En 2017, 280 milliards(9) ont été versés par les entreprises à leurs actionnaires.
Une contribution de 3 % sur ces dividendes permettrait de dégager près de 8,5 milliards d’euros (14 milliards d’euros avec une contribution au taux de 5 %).
Une combinaison de ces 2 mesures serait donc suffisante pour financer le 100% Sécurité sociale, sur la base de montants compris entre 30 et 35 milliards d’euros.
Autant de données chiffrées qui montrent bien que des solutions existent.
Il suffit de vouloir, ou plutôt, de faire le choix de politiques de progrès et de justice sociale.


1) Panorama de la Drees, « Les dépenses de santé en 2017, résultats des comptes de la santé », Édition 2018.
2) Source : comptes de la santé.
3) 7,4 milliards d’euros de frais de gestion en 2017, rapportés à 158,2 milliards de dépenses remboursée + 14,5 milliards d’indemni- tés journalières.
4) Autorité de contrôle prudentiel et de résolution, qui contrôle les compagnies d’assurances (y compris mutuelles et institutions de prévoyance).
5) La directive européenne sur les assurances dite Solvency 2 impose à l’ensemble des assurances complémentaires de disposer de fonds propres proportionnels à leurs engagements : plus une mutuelle (ou une institution de prévoyance) garantit des prestations, plus elle doit constituer des fonds propres qui renchérissent ces frais de gestion.
La Sécurité sociale n’est pas soumise à cette obligation car elle constitue un service public (un service d’intérêt général non économique dans le vocabulaire de l’Union européenne).
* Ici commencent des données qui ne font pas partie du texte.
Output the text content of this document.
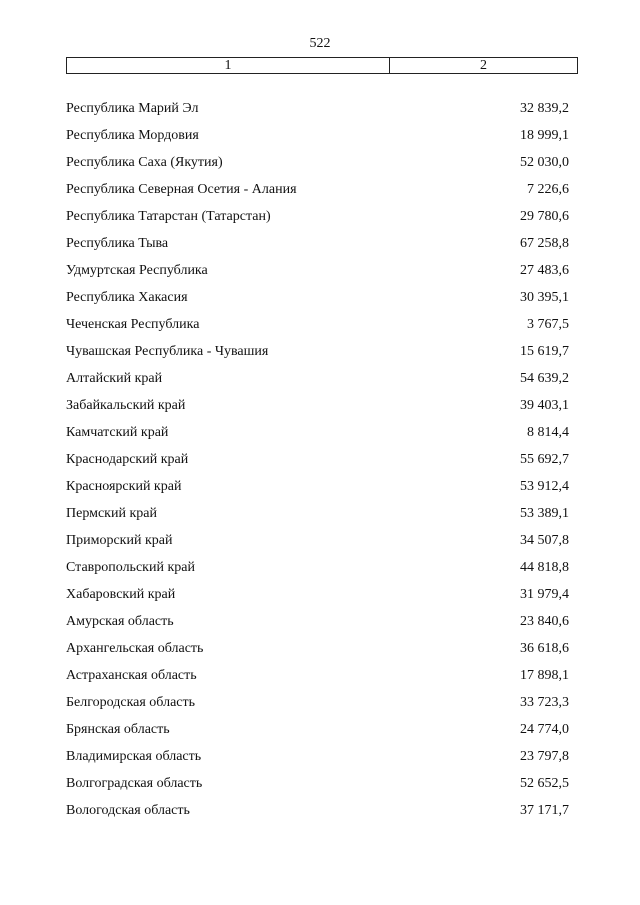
522
1	2
Республика Марий Эл	32 839,2
Республика Мордовия	18 999,1
Республика Саха (Якутия)	52 030,0
Республика Северная Осетия - Алания	7 226,6
Республика Татарстан (Татарстан)	29 780,6
Республика Тыва	67 258,8
Удмуртская Республика	27 483,6
Республика Хакасия	30 395,1
Чеченская Республика	3 767,5
Чувашская Республика - Чувашия	15 619,7
Алтайский край	54 639,2
Забайкальский край	39 403,1
Камчатский край	8 814,4
Краснодарский край	55 692,7
Красноярский край	53 912,4
Пермский край	53 389,1
Приморский край	34 507,8
Ставропольский край	44 818,8
Хабаровский край	31 979,4
Амурская область	23 840,6
Архангельская область	36 618,6
Астраханская область	17 898,1
Белгородская область	33 723,3
Брянская область	24 774,0
Владимирская область	23 797,8
Волгоградская область	52 652,5
Вологодская область	37 171,7
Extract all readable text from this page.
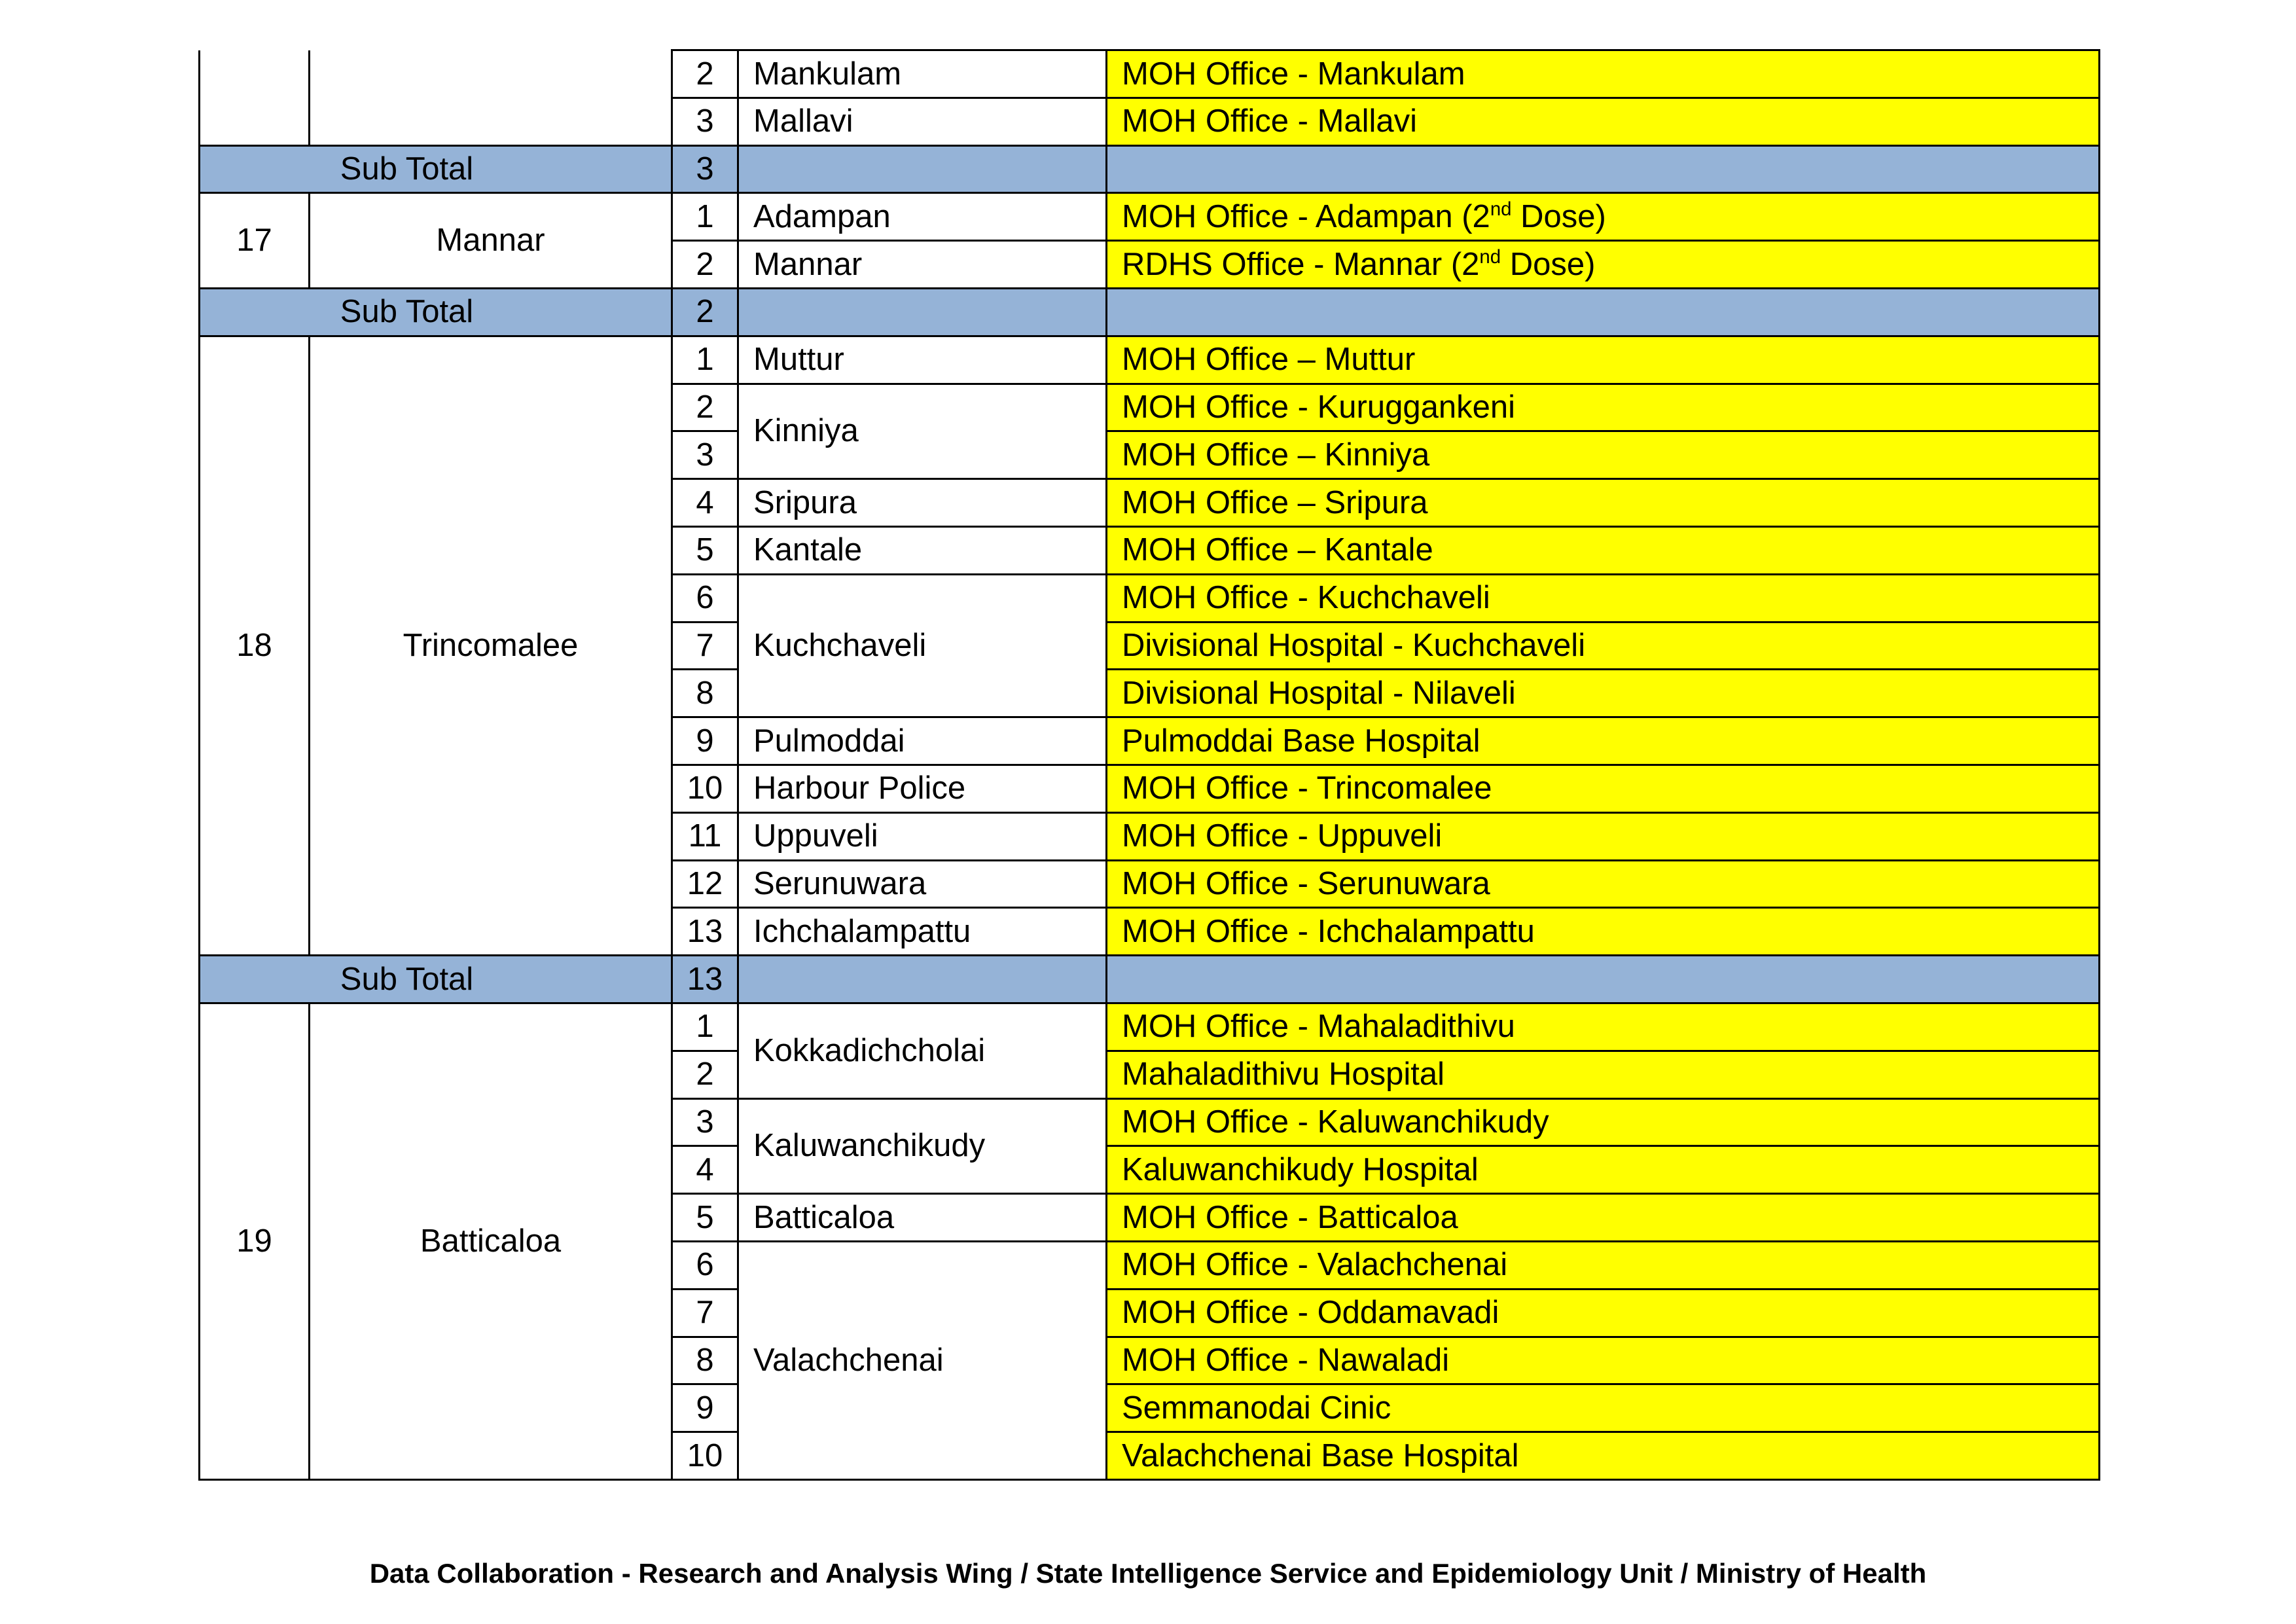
		2	Mankulam	MOH Office - Mankulam
		3	Mallavi	MOH Office - Mallavi
Sub Total		3		
17	Mannar	1	Adampan	MOH Office - Adampan (2nd Dose)
		2	Mannar	RDHS Office - Mannar (2nd Dose)
Sub Total		2		
18	Trincomalee	1	Muttur	MOH Office – Muttur
		2	Kinniya	MOH Office - Kuruggankeni
		3		MOH Office – Kinniya
		4	Sripura	MOH Office – Sripura
		5	Kantale	MOH Office – Kantale
		6	Kuchchaveli	MOH Office - Kuchchaveli
		7		Divisional Hospital - Kuchchaveli
		8		Divisional Hospital - Nilaveli
		9	Pulmoddai	Pulmoddai Base Hospital
		10	Harbour Police	MOH Office - Trincomalee
		11	Uppuveli	MOH Office - Uppuveli
		12	Serunuwara	MOH Office - Serunuwara
		13	Ichchalampattu	MOH Office - Ichchalampattu
Sub Total		13		
19	Batticaloa	1	Kokkadichcholai	MOH Office - Mahaladithivu
		2		Mahaladithivu Hospital
		3	Kaluwanchikudy	MOH Office - Kaluwanchikudy
		4		Kaluwanchikudy Hospital
		5	Batticaloa	MOH Office - Batticaloa
		6	Valachchenai	MOH Office - Valachchenai
		7		MOH Office - Oddamavadi
		8		MOH Office - Nawaladi
		9		Semmanodai Cinic
		10		Valachchenai Base Hospital
Data Collaboration - Research and Analysis Wing / State Intelligence Service and Epidemiology Unit / Ministry of Health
6) Titres subordonnés à dure indéterminée intermédiaires entre actions et obligations.
7) Selon les hypothèses en matière de remboursement de dentaire, d’optique, d’audition et des autres équipements médicaux, et de frais de gestion. Ainsi, l’hypothèse haute correspond à un remboursement à 100 % de l’ensemble de l’optique, à une prise en charge de certaines dépenses dentaires non remboursées actuellement (implants par exemple), à une amélioration du taux de remboursement des équipements médicaux (implants, mais aussi par exemple fauteuils roulants et prothèses diverses), et à une augmentation de 1,5 milliard d’euros des frais de gestion de la Sécurité sociale.
8) Estimation de l’Acoss.
9) Source : Comptes de la nation publiés par l’Insee.